La requisitoria di Sangermano si concluderà nell'udienza di venerdì prossimo, quando parlerà anche il procuratore aggiunto Ilda Boccassini, alla quale spetterà la richiesta della pena per Berlusconi. Ma per uno dei difensori dell'ex premier, Niccolò Ghedini, quella di Sangermano «è una ricostruzione squisitamente di parte per giustificare le indagini e le intercettazioni». Per Ghedini «si è parlato di un processo mediatico e non giudiziario, e di una vicenda ricostruita con frammenti di testimonianze smentita da decine e decine di testi». E in serata Berlusconi ha parlato in una nota di «ricostruzione fantasiosa: non ho mai dovuto pagare una signorina o una signora per avere rapporti intimi».
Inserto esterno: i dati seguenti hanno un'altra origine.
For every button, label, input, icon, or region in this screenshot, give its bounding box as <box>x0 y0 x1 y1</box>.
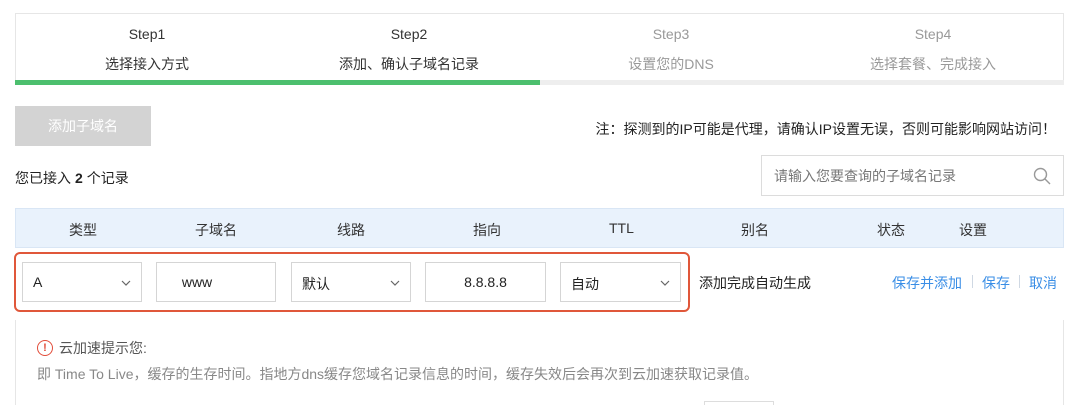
record-count-prefix: 您已接入 <box>15 170 71 186</box>
proxy-ip-notice: 注：探测到的IP可能是代理，请确认IP设置无误，否则可能影响网站访问！ <box>595 121 1056 137</box>
record-type-value: A <box>33 274 43 290</box>
save-and-add-link[interactable]: 保存并添加 <box>892 273 962 293</box>
header-ttl: TTL <box>609 220 634 236</box>
tip-body: 即 Time To Live，缓存的生存时间。指地方dns缓存您域名记录信息的时… <box>37 366 759 382</box>
warning-icon: ! <box>37 340 53 356</box>
step-indicator: Step1 选择接入方式 Step2 添加、确认子域名记录 Step3 设置您的… <box>15 13 1064 85</box>
header-subdomain: 子域名 <box>195 222 237 238</box>
step-3-label: 设置您的DNS <box>628 56 714 72</box>
step-1-label: 选择接入方式 <box>105 56 189 72</box>
progress-fill <box>15 80 540 85</box>
step-2: Step2 添加、确认子域名记录 <box>278 14 540 86</box>
step-1-number: Step1 <box>128 26 166 42</box>
popup-edge <box>704 401 774 405</box>
header-status: 状态 <box>877 222 905 238</box>
step-4: Step4 选择套餐、完成接入 <box>802 14 1064 86</box>
ttl-value: 自动 <box>571 276 599 292</box>
action-divider <box>972 275 973 288</box>
step-3-number: Step3 <box>652 26 690 42</box>
step-4-label: 选择套餐、完成接入 <box>870 56 996 72</box>
search-icon[interactable] <box>1033 167 1051 185</box>
record-count-number: 2 <box>75 170 83 186</box>
subdomain-input[interactable]: www <box>156 262 276 302</box>
tip-title-text: 云加速提示您: <box>59 340 147 356</box>
header-alias: 别名 <box>741 222 769 238</box>
subdomain-value: www <box>181 274 213 290</box>
subdomain-search-box <box>761 155 1064 196</box>
add-subdomain-button[interactable]: 添加子域名 <box>15 106 151 146</box>
target-input[interactable]: 8.8.8.8 <box>425 262 546 302</box>
step-1: Step1 选择接入方式 <box>16 14 278 86</box>
action-divider <box>1019 275 1020 288</box>
chevron-down-icon <box>390 280 400 286</box>
cancel-link[interactable]: 取消 <box>1029 273 1057 293</box>
ttl-select[interactable]: 自动 <box>560 262 681 302</box>
save-link[interactable]: 保存 <box>982 273 1010 293</box>
chevron-down-icon <box>660 280 670 286</box>
record-count-suffix: 个记录 <box>86 170 129 186</box>
header-settings: 设置 <box>959 222 987 238</box>
header-target: 指向 <box>473 222 501 238</box>
subdomain-search-input[interactable] <box>762 156 1034 195</box>
step-4-number: Step4 <box>914 26 952 42</box>
progress-track <box>15 80 1064 85</box>
records-table-header: 类型 子域名 线路 指向 TTL 别名 状态 设置 <box>15 208 1064 248</box>
line-value: 默认 <box>302 276 330 292</box>
line-select[interactable]: 默认 <box>291 262 411 302</box>
alias-auto-text: 添加完成自动生成 <box>699 275 811 291</box>
tip-title: ! 云加速提示您: <box>37 338 147 358</box>
record-count: 您已接入 2 个记录 <box>15 168 129 188</box>
step-2-number: Step2 <box>390 26 428 42</box>
step-3: Step3 设置您的DNS <box>540 14 802 86</box>
tip-panel <box>15 320 1064 405</box>
step-2-label: 添加、确认子域名记录 <box>339 56 479 72</box>
target-value: 8.8.8.8 <box>464 274 507 290</box>
header-type: 类型 <box>69 222 97 238</box>
header-line: 线路 <box>337 222 365 238</box>
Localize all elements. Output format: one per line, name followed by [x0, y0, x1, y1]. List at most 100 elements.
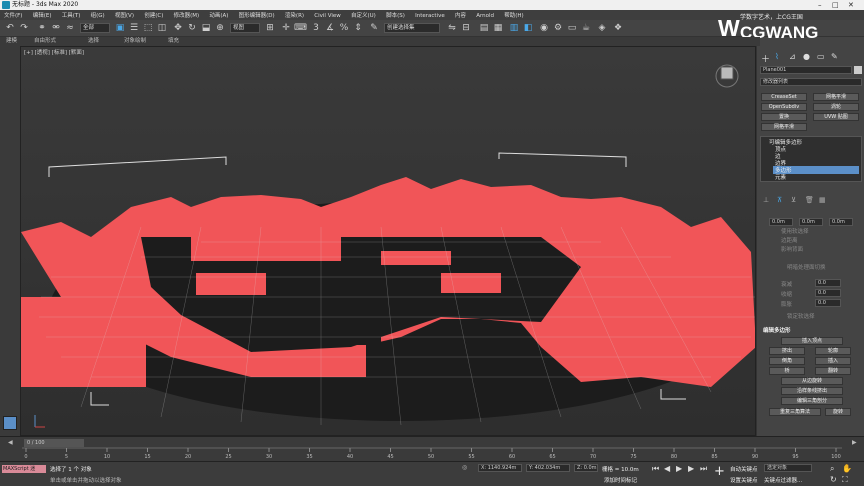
redo-icon[interactable]: ↷	[18, 22, 30, 34]
timeline-ruler[interactable]: 0 5 10 15 20 25 30 35 40 45 50 55 60 65 70 75 80 85 90 95 10…	[22, 447, 862, 459]
make-unique-icon[interactable]: ⊻	[791, 196, 796, 204]
curve-editor-icon[interactable]: ▥	[508, 22, 520, 34]
selection-filter-dropdown[interactable]: 全部	[80, 23, 110, 33]
hierarchy-tab-icon[interactable]: ⊿	[789, 52, 796, 61]
close-icon[interactable]: ✕	[848, 0, 854, 10]
select-object-icon[interactable]: ▣	[114, 22, 126, 34]
set-key-icon[interactable]: +	[714, 464, 725, 479]
insert-vertex-button[interactable]: 插入顶点	[781, 337, 843, 345]
scale-icon[interactable]: ⬓	[200, 22, 212, 34]
selected-dropdown[interactable]: 选定对象	[764, 464, 812, 472]
maximize-icon[interactable]: □	[832, 0, 839, 10]
pan-icon[interactable]: ✋	[842, 464, 852, 473]
prev-frame-icon[interactable]: ◀	[8, 439, 13, 446]
render-iterative-icon[interactable]: ◈	[596, 22, 608, 34]
toggle-ribbon-icon[interactable]: ▦	[492, 22, 504, 34]
arnold-icon[interactable]: ❖	[612, 22, 624, 34]
add-time-tag[interactable]: 添加时间标记	[604, 476, 637, 484]
play-icon[interactable]: ▶	[676, 464, 682, 473]
unlink-icon[interactable]: ⚮	[50, 22, 62, 34]
next-key-icon[interactable]: ▶	[688, 464, 694, 473]
ribbon-tab-selection[interactable]: 选择	[88, 37, 99, 46]
schematic-view-icon[interactable]: ◧	[522, 22, 534, 34]
render-icon[interactable]: ☕	[580, 22, 592, 34]
edge-distance-label[interactable]: 边距离	[781, 236, 798, 244]
ribbon-tab-object-paint[interactable]: 对象绘制	[124, 37, 146, 46]
go-to-start-icon[interactable]: ⏮	[652, 464, 659, 474]
z-coordinate[interactable]: Z: 0.0m	[574, 464, 598, 472]
rect-selection-icon[interactable]: ⬚	[142, 22, 154, 34]
ribbon-tab-freeform[interactable]: 自由形式	[34, 37, 56, 46]
opensubdiv-button[interactable]: OpenSubdiv	[761, 103, 807, 111]
hinge-from-edge-button[interactable]: 从边旋转	[781, 377, 843, 385]
modify-tab-icon[interactable]: ⌇	[775, 52, 779, 61]
stack-element[interactable]: 元素	[775, 173, 786, 181]
set-key-toggle[interactable]: 设置关键点	[730, 476, 758, 484]
edit-named-sel-icon[interactable]: ✎	[368, 22, 380, 34]
retriangulate-button[interactable]: 重复三角算法	[769, 408, 821, 416]
next-frame-icon[interactable]: ▶	[852, 439, 857, 446]
orbit-icon[interactable]: ↻	[830, 475, 837, 484]
mirror-icon[interactable]: ⇋	[446, 22, 458, 34]
viewport-layout-tab[interactable]	[3, 416, 17, 430]
inset-button[interactable]: 插入	[815, 357, 851, 365]
ribbon-tab-populate[interactable]: 填充	[168, 37, 179, 46]
displace-button[interactable]: 置换	[761, 113, 807, 121]
window-crossing-icon[interactable]: ◫	[156, 22, 168, 34]
modifier-list-dropdown[interactable]: 修改器列表	[760, 78, 862, 86]
creaseset-button[interactable]: CreaseSet	[761, 93, 807, 101]
bridge-button[interactable]: 桥	[769, 367, 805, 375]
shaded-face-toggle-label[interactable]: 明暗处理面切换	[787, 263, 826, 271]
link-icon[interactable]: ⚭	[36, 22, 48, 34]
pin-stack-icon[interactable]: ⊥	[763, 196, 769, 204]
pivot-icon[interactable]: ⊞	[264, 22, 276, 34]
material-editor-icon[interactable]: ◉	[538, 22, 550, 34]
configure-sets-icon[interactable]: ▦	[819, 196, 826, 204]
meshsmooth-2-button[interactable]: 网格平滑	[761, 123, 807, 131]
auto-key-toggle[interactable]: 自动关键点	[730, 465, 758, 473]
move-icon[interactable]: ✥	[172, 22, 184, 34]
flip-button[interactable]: 翻转	[815, 367, 851, 375]
uvw-map-button[interactable]: UVW 贴图	[813, 113, 859, 121]
spinner-snap-icon[interactable]: ⇕	[352, 22, 364, 34]
edit-triangulation-button[interactable]: 编辑三角剖分	[781, 397, 843, 405]
prev-key-icon[interactable]: ◀	[664, 464, 670, 473]
keyboard-shortcut-icon[interactable]: ⌨	[294, 22, 307, 34]
minimize-icon[interactable]: –	[818, 0, 822, 10]
rotate-icon[interactable]: ↻	[186, 22, 198, 34]
soft-value-3[interactable]: 0.0m	[829, 218, 853, 226]
key-filters-button[interactable]: 关键点过滤器...	[764, 476, 802, 484]
lock-soft-selection-label[interactable]: 锁定软选择	[787, 312, 815, 320]
extrude-along-spline-button[interactable]: 沿样条线挤出	[781, 387, 843, 395]
turn-button[interactable]: 旋转	[825, 408, 851, 416]
pinch-field[interactable]: 0.0	[815, 289, 841, 297]
zoom-icon[interactable]: ⌕	[830, 464, 834, 474]
edit-polygons-section[interactable]: 编辑多边形	[763, 326, 791, 334]
place-icon[interactable]: ⊕	[214, 22, 226, 34]
reference-coord-dropdown[interactable]: 视图	[230, 23, 260, 33]
soft-value-1[interactable]: 0.0m	[769, 218, 793, 226]
select-by-name-icon[interactable]: ☰	[128, 22, 140, 34]
remove-modifier-icon[interactable]: 🗑	[805, 196, 814, 204]
align-icon[interactable]: ⊟	[460, 22, 472, 34]
display-tab-icon[interactable]: ▭	[817, 52, 825, 61]
falloff-field[interactable]: 0.0	[815, 279, 841, 287]
motion-tab-icon[interactable]: ●	[803, 52, 810, 61]
isolate-selection-icon[interactable]: ◎	[462, 464, 467, 471]
render-setup-icon[interactable]: ⚙	[552, 22, 564, 34]
named-selection-dropdown[interactable]: 创建选择集	[384, 23, 440, 33]
bubble-field[interactable]: 0.0	[815, 299, 841, 307]
ribbon-tab-modeling[interactable]: 建模	[6, 37, 17, 46]
undo-icon[interactable]: ↶	[4, 22, 16, 34]
perspective-viewport[interactable]: [+] [透视] [标准] [默面]	[20, 46, 756, 436]
y-coordinate[interactable]: Y: 402.034m	[526, 464, 570, 472]
angle-snap-icon[interactable]: ∡	[324, 22, 336, 34]
bevel-button[interactable]: 倒角	[769, 357, 805, 365]
rendered-frame-icon[interactable]: ▭	[566, 22, 578, 34]
extrude-button[interactable]: 挤出	[769, 347, 805, 355]
affect-backfacing-label[interactable]: 影响背面	[781, 245, 803, 253]
outline-button[interactable]: 轮廓	[815, 347, 851, 355]
show-end-result-icon[interactable]: ⊼	[777, 196, 782, 204]
layer-explorer-icon[interactable]: ▤	[478, 22, 490, 34]
meshsmooth-button[interactable]: 网格平滑	[813, 93, 859, 101]
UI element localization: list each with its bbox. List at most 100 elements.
In mattinata era stata chiamata a deporre il pm minorile Anna Maria Fiorillo, il giudice che la notte tra il 27 e il 28 maggio 2010 fu interpellata dalla questura per stabilire a chi Ruby dovesse essere affidata. Il giudice minorile ha ricostruito le quattro telefonate con i funzionari di polizia. «Non ho mai cambiato le mie disposizioni – ha affermato – quella notte ho sempre mantenuto la mia linea, cioé che la ragazza fosse messa in una comunità per minori». Anche quando la funzionaria Giorgia Iafrate le disse che Ruby era la nipote di Mubarak e che in questura si era presentata la "consigliera ministeriale" Nicole Minetti, «io risposi affermando che non conoscevo la carica di consigliere ministeriale e domandai a quale titolo si presentasse». «Fu una telefonata indimenticabile – ha aggiunto il pm – perché non è mai successo che dall'altra parte ci fosse una persona che non voleva ascoltare». E quando l'allora ministro dell'Interno, Roberto Maroni, «andò in Parlamento a dire che la polizia aveva affidato» a Nicole Minetti la minorenne Ruby «secondo le mie disposizioni», l'esponente leghista riferì «cose non vere – ha concluso il pm –. È stato un attacco alla mia onorabilità perché in una situazione simile nessun magistrato avrebbe preso una decisione diversa dalla mia».